You can do the conversion inline or use bind. Neither is particularly pretty, but they get the job done:

CallFunc(id, param, std::function<void(unsigned, unsigned)>(DoSomething));

CallFunc(id, param, std::bind(DoSomething, std::placeholders::_1, std::placeholders::_2));

If you are using templates, you can avoid std::function entirely, unless for some reason you want to specifically restrict the function to take std::function:

template < typename Ident, typename Param, typename Func >
void CallFunc( Ident ident, Param param, Func op )
{
    op( ident, param );
}

You need to make the third function parameter a non-deduced context for the template parameters therein. Then the compiler will not compare the argument type against the parameter type without also considering all implicit conversions (the Standard says, and C++0x clarified this further, that for a function parameter where there are no template parameters in deducing positions, all implicit conversions are allowed in bridging a difference).

template < typename T > struct id { typedef T type; };

template < typename Ident, typename Param >
void CallFunc( Ident ident, Param param, 
               typename id<std::function< void ( Ident, Param ) >>::type op )
{
    op( ident, param );
}

Instead of id you can use boost::identity.
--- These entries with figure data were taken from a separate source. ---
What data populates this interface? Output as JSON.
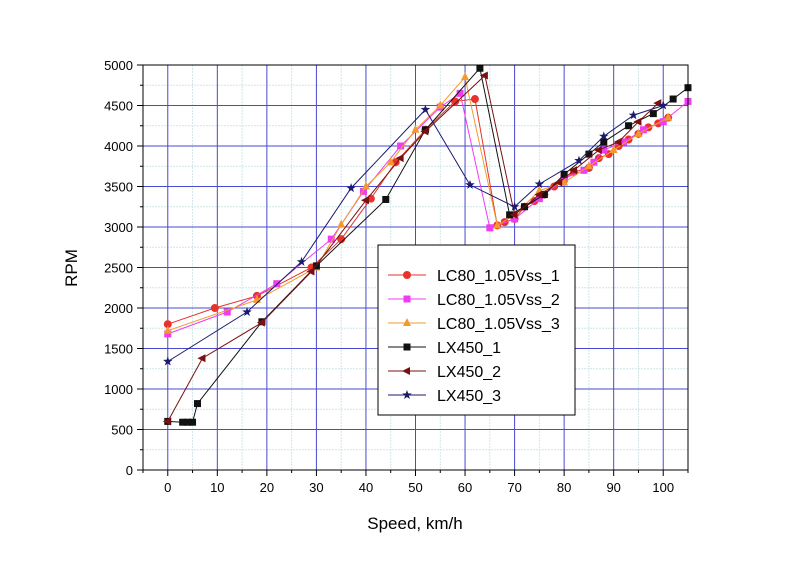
{
  "chart_data": {
    "type": "line",
    "title": "",
    "xlabel": "Speed, km/h",
    "ylabel": "RPM",
    "xlim": [
      -5,
      105
    ],
    "ylim": [
      0,
      5000
    ],
    "xticks": [
      0,
      10,
      20,
      30,
      40,
      50,
      60,
      70,
      80,
      90,
      100
    ],
    "yticks": [
      0,
      500,
      1000,
      1500,
      2000,
      2500,
      3000,
      3500,
      4000,
      4500,
      5000
    ],
    "grid": true,
    "legend_position": "center-left",
    "series": [
      {
        "name": "LC80_1.05Vss_1",
        "color": "#e8322a",
        "marker": "circle",
        "points": [
          [
            0,
            1800
          ],
          [
            9.5,
            2000
          ],
          [
            18,
            2150
          ],
          [
            29,
            2500
          ],
          [
            35,
            2850
          ],
          [
            41,
            3350
          ],
          [
            46,
            3800
          ],
          [
            52,
            4200
          ],
          [
            58,
            4550
          ],
          [
            62,
            4580
          ],
          [
            66.5,
            3020
          ],
          [
            68,
            3060
          ],
          [
            70,
            3100
          ],
          [
            72,
            3250
          ],
          [
            74,
            3320
          ],
          [
            76,
            3400
          ],
          [
            78,
            3500
          ],
          [
            80,
            3580
          ],
          [
            82,
            3680
          ],
          [
            85,
            3730
          ],
          [
            87,
            3850
          ],
          [
            89,
            3900
          ],
          [
            91,
            4000
          ],
          [
            93,
            4080
          ],
          [
            95,
            4150
          ],
          [
            97,
            4230
          ],
          [
            99,
            4280
          ],
          [
            101,
            4350
          ]
        ]
      },
      {
        "name": "LC80_1.05Vss_2",
        "color": "#f03cf0",
        "marker": "square",
        "points": [
          [
            0,
            1680
          ],
          [
            12,
            1950
          ],
          [
            22,
            2300
          ],
          [
            33,
            2850
          ],
          [
            39.5,
            3440
          ],
          [
            47,
            4000
          ],
          [
            55,
            4480
          ],
          [
            59,
            4650
          ],
          [
            65,
            2990
          ],
          [
            70,
            3100
          ],
          [
            75,
            3350
          ],
          [
            80,
            3600
          ],
          [
            84,
            3700
          ],
          [
            86,
            3800
          ],
          [
            88,
            3950
          ],
          [
            92,
            4050
          ],
          [
            96,
            4200
          ],
          [
            100,
            4300
          ],
          [
            105,
            4550
          ]
        ]
      },
      {
        "name": "LC80_1.05Vss_3",
        "color": "#f39a2e",
        "marker": "triangle-up",
        "points": [
          [
            0,
            1720
          ],
          [
            18,
            2100
          ],
          [
            30,
            2500
          ],
          [
            35,
            3030
          ],
          [
            40,
            3500
          ],
          [
            45,
            3800
          ],
          [
            50,
            4200
          ],
          [
            55,
            4500
          ],
          [
            60,
            4850
          ],
          [
            66.5,
            3020
          ],
          [
            70,
            3150
          ],
          [
            75,
            3450
          ],
          [
            80,
            3550
          ],
          [
            85,
            3750
          ],
          [
            90,
            3950
          ],
          [
            95,
            4150
          ],
          [
            101,
            4350
          ]
        ]
      },
      {
        "name": "LX450_1",
        "color": "#111111",
        "marker": "square",
        "points": [
          [
            0,
            600
          ],
          [
            3,
            590
          ],
          [
            4,
            590
          ],
          [
            5,
            590
          ],
          [
            6,
            820
          ],
          [
            19,
            1830
          ],
          [
            30,
            2520
          ],
          [
            44,
            3340
          ],
          [
            52,
            4200
          ],
          [
            63,
            4960
          ],
          [
            69,
            3150
          ],
          [
            72,
            3250
          ],
          [
            76,
            3400
          ],
          [
            80,
            3650
          ],
          [
            85,
            3900
          ],
          [
            88,
            4050
          ],
          [
            93,
            4250
          ],
          [
            98,
            4400
          ],
          [
            102,
            4580
          ],
          [
            105,
            4720
          ]
        ]
      },
      {
        "name": "LX450_2",
        "color": "#7a1010",
        "marker": "triangle-left",
        "points": [
          [
            0,
            600
          ],
          [
            7,
            1380
          ],
          [
            19,
            1820
          ],
          [
            29,
            2450
          ],
          [
            40,
            3330
          ],
          [
            47,
            3850
          ],
          [
            52,
            4180
          ],
          [
            64,
            4870
          ],
          [
            70,
            3150
          ],
          [
            75,
            3400
          ],
          [
            79,
            3550
          ],
          [
            82,
            3700
          ],
          [
            87,
            3950
          ],
          [
            91,
            4050
          ],
          [
            95,
            4300
          ],
          [
            99,
            4530
          ]
        ]
      },
      {
        "name": "LX450_3",
        "color": "#1a1a70",
        "marker": "star",
        "points": [
          [
            0,
            1340
          ],
          [
            16,
            1950
          ],
          [
            27,
            2570
          ],
          [
            37,
            3480
          ],
          [
            52,
            4450
          ],
          [
            61,
            3520
          ],
          [
            70,
            3250
          ],
          [
            75,
            3530
          ],
          [
            83,
            3820
          ],
          [
            88,
            4120
          ],
          [
            94,
            4380
          ],
          [
            100,
            4500
          ]
        ]
      }
    ]
  }
}
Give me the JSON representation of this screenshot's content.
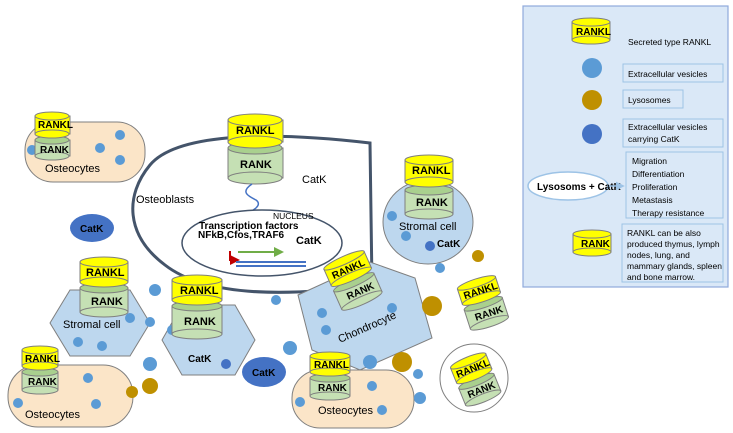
{
  "labels": {
    "rankl": "RANKL",
    "rank": "RANK",
    "catk": "CatK",
    "osteocytes": "Osteocytes",
    "osteoblasts": "Osteoblasts",
    "stromal_cell": "Stromal cell",
    "chondrocyte": "Chondrocyte",
    "nucleus": "NUCLEUS",
    "transcription_factors": "Transcription  factors",
    "tf_list": "NFkB,Cfos,TRAF6"
  },
  "legend": {
    "secreted_rankl": "Secreted type RANKL",
    "extracellular_vesicles": "Extracellular vesicles",
    "lysosomes": "Lysosomes",
    "ev_catk_line1": "Extracellular vesicles",
    "ev_catk_line2": "carrying CatK",
    "lysosoms_catk": "Lysosoms + CatK",
    "effects": [
      "Migration",
      "Differentiation",
      "Proliferation",
      "Metastasis",
      "Therapy resistance"
    ],
    "rank_note": [
      "RANKL  can be also",
      "produced thymus, lymph",
      "nodes, lung, and",
      "mammary glands, spleen",
      "and bone marrow."
    ]
  },
  "colors": {
    "rankl_yellow": "#ffff00",
    "rank_green": "#c5e0b4",
    "vesicle_blue": "#5b9bd5",
    "lysosome_gold": "#bf9000",
    "catk_blue": "#4472c4",
    "osteocyte_fill": "#fbe5c8",
    "stromal_fill": "#bdd7ee",
    "legend_fill": "#dae8f7"
  }
}
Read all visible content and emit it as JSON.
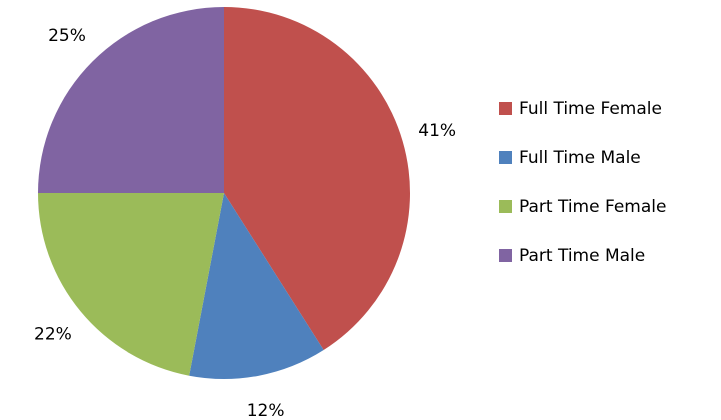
{
  "chart_data": {
    "type": "pie",
    "categories": [
      "Full Time Female",
      "Full Time Male",
      "Part Time Female",
      "Part Time Male"
    ],
    "values": [
      41,
      12,
      22,
      25
    ],
    "value_labels": [
      "41%",
      "12%",
      "22%",
      "25%"
    ],
    "colors": [
      "#c0504d",
      "#4f81bd",
      "#9bbb59",
      "#8064a2"
    ],
    "legend": "right"
  }
}
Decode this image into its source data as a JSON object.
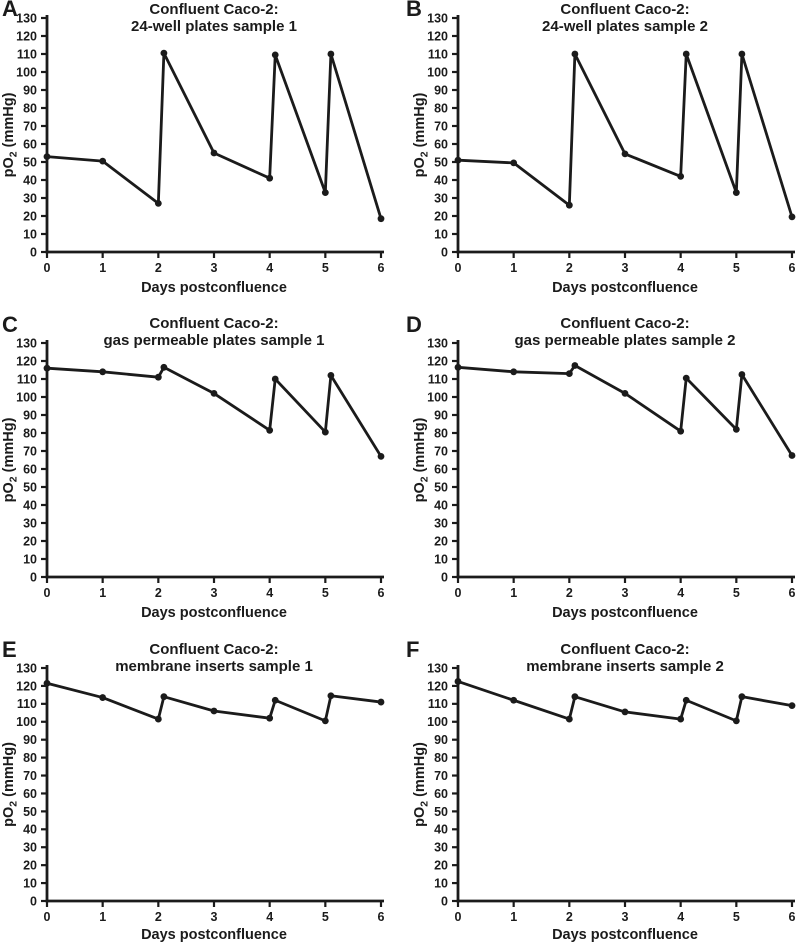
{
  "figure": {
    "background": "#ffffff",
    "ink_color": "#1b1b1b",
    "xlabel": "Days postconfluence",
    "ylabel": {
      "pre": "pO",
      "sub": "2",
      "post": " (mmHg)"
    }
  },
  "chart_data": [
    {
      "type": "line",
      "panel": "A",
      "title_line1": "Confluent Caco-2:",
      "title_line2": "24-well plates sample 1",
      "xlabel": "Days postconfluence",
      "ylabel": {
        "pre": "pO",
        "sub": "2",
        "post": " (mmHg)"
      },
      "xlim": [
        0,
        6
      ],
      "ylim": [
        0,
        130
      ],
      "x_ticks": [
        0,
        1,
        2,
        3,
        4,
        5,
        6
      ],
      "y_ticks": [
        0,
        10,
        20,
        30,
        40,
        50,
        60,
        70,
        80,
        90,
        100,
        110,
        120,
        130
      ],
      "x": [
        0,
        1,
        2,
        2.1,
        3,
        4,
        4.1,
        5,
        5.1,
        6
      ],
      "y": [
        53,
        50.5,
        27,
        110.5,
        55,
        41,
        109.5,
        33,
        110,
        18.5
      ]
    },
    {
      "type": "line",
      "panel": "B",
      "title_line1": "Confluent Caco-2:",
      "title_line2": "24-well plates sample 2",
      "xlabel": "Days postconfluence",
      "ylabel": {
        "pre": "pO",
        "sub": "2",
        "post": " (mmHg)"
      },
      "xlim": [
        0,
        6
      ],
      "ylim": [
        0,
        130
      ],
      "x_ticks": [
        0,
        1,
        2,
        3,
        4,
        5,
        6
      ],
      "y_ticks": [
        0,
        10,
        20,
        30,
        40,
        50,
        60,
        70,
        80,
        90,
        100,
        110,
        120,
        130
      ],
      "x": [
        0,
        1,
        2,
        2.1,
        3,
        4,
        4.1,
        5,
        5.1,
        6
      ],
      "y": [
        51,
        49.5,
        26,
        110,
        54.5,
        42,
        110,
        33,
        110,
        19.5
      ]
    },
    {
      "type": "line",
      "panel": "C",
      "title_line1": "Confluent Caco-2:",
      "title_line2": "gas permeable plates sample 1",
      "xlabel": "Days postconfluence",
      "ylabel": {
        "pre": "pO",
        "sub": "2",
        "post": " (mmHg)"
      },
      "xlim": [
        0,
        6
      ],
      "ylim": [
        0,
        130
      ],
      "x_ticks": [
        0,
        1,
        2,
        3,
        4,
        5,
        6
      ],
      "y_ticks": [
        0,
        10,
        20,
        30,
        40,
        50,
        60,
        70,
        80,
        90,
        100,
        110,
        120,
        130
      ],
      "x": [
        0,
        1,
        2,
        2.1,
        3,
        4,
        4.1,
        5,
        5.1,
        6
      ],
      "y": [
        116,
        114,
        111,
        116.5,
        102,
        81.5,
        110,
        80.5,
        112,
        67
      ]
    },
    {
      "type": "line",
      "panel": "D",
      "title_line1": "Confluent Caco-2:",
      "title_line2": "gas permeable plates sample 2",
      "xlabel": "Days postconfluence",
      "ylabel": {
        "pre": "pO",
        "sub": "2",
        "post": " (mmHg)"
      },
      "xlim": [
        0,
        6
      ],
      "ylim": [
        0,
        130
      ],
      "x_ticks": [
        0,
        1,
        2,
        3,
        4,
        5,
        6
      ],
      "y_ticks": [
        0,
        10,
        20,
        30,
        40,
        50,
        60,
        70,
        80,
        90,
        100,
        110,
        120,
        130
      ],
      "x": [
        0,
        1,
        2,
        2.1,
        3,
        4,
        4.1,
        5,
        5.1,
        6
      ],
      "y": [
        116.5,
        114,
        113,
        117.5,
        102,
        81,
        110.5,
        82,
        112.5,
        67.5
      ]
    },
    {
      "type": "line",
      "panel": "E",
      "title_line1": "Confluent Caco-2:",
      "title_line2": "membrane inserts sample 1",
      "xlabel": "Days postconfluence",
      "ylabel": {
        "pre": "pO",
        "sub": "2",
        "post": " (mmHg)"
      },
      "xlim": [
        0,
        6
      ],
      "ylim": [
        0,
        130
      ],
      "x_ticks": [
        0,
        1,
        2,
        3,
        4,
        5,
        6
      ],
      "y_ticks": [
        0,
        10,
        20,
        30,
        40,
        50,
        60,
        70,
        80,
        90,
        100,
        110,
        120,
        130
      ],
      "x": [
        0,
        1,
        2,
        2.1,
        3,
        4,
        4.1,
        5,
        5.1,
        6
      ],
      "y": [
        121.5,
        113.5,
        101.5,
        114,
        106,
        102,
        112,
        100.5,
        114.5,
        111
      ]
    },
    {
      "type": "line",
      "panel": "F",
      "title_line1": "Confluent Caco-2:",
      "title_line2": "membrane inserts sample 2",
      "xlabel": "Days postconfluence",
      "ylabel": {
        "pre": "pO",
        "sub": "2",
        "post": " (mmHg)"
      },
      "xlim": [
        0,
        6
      ],
      "ylim": [
        0,
        130
      ],
      "x_ticks": [
        0,
        1,
        2,
        3,
        4,
        5,
        6
      ],
      "y_ticks": [
        0,
        10,
        20,
        30,
        40,
        50,
        60,
        70,
        80,
        90,
        100,
        110,
        120,
        130
      ],
      "x": [
        0,
        1,
        2,
        2.1,
        3,
        4,
        4.1,
        5,
        5.1,
        6
      ],
      "y": [
        122.5,
        112,
        101.5,
        114,
        105.5,
        101.5,
        112,
        100.5,
        114,
        109
      ]
    }
  ]
}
In C++0x and compilers that support it, you can have a more readable edition using alias templates

template < typename T > using nondeduced = typename id<T>::type;

Then your code becomes simply

template < typename Ident, typename Param >
void CallFunc( Ident ident, Param param, 
               std::function< nondeduced<void ( Ident, Param )> > op )
{
    op( ident, param );
}

However GCC does not yet support alias templates.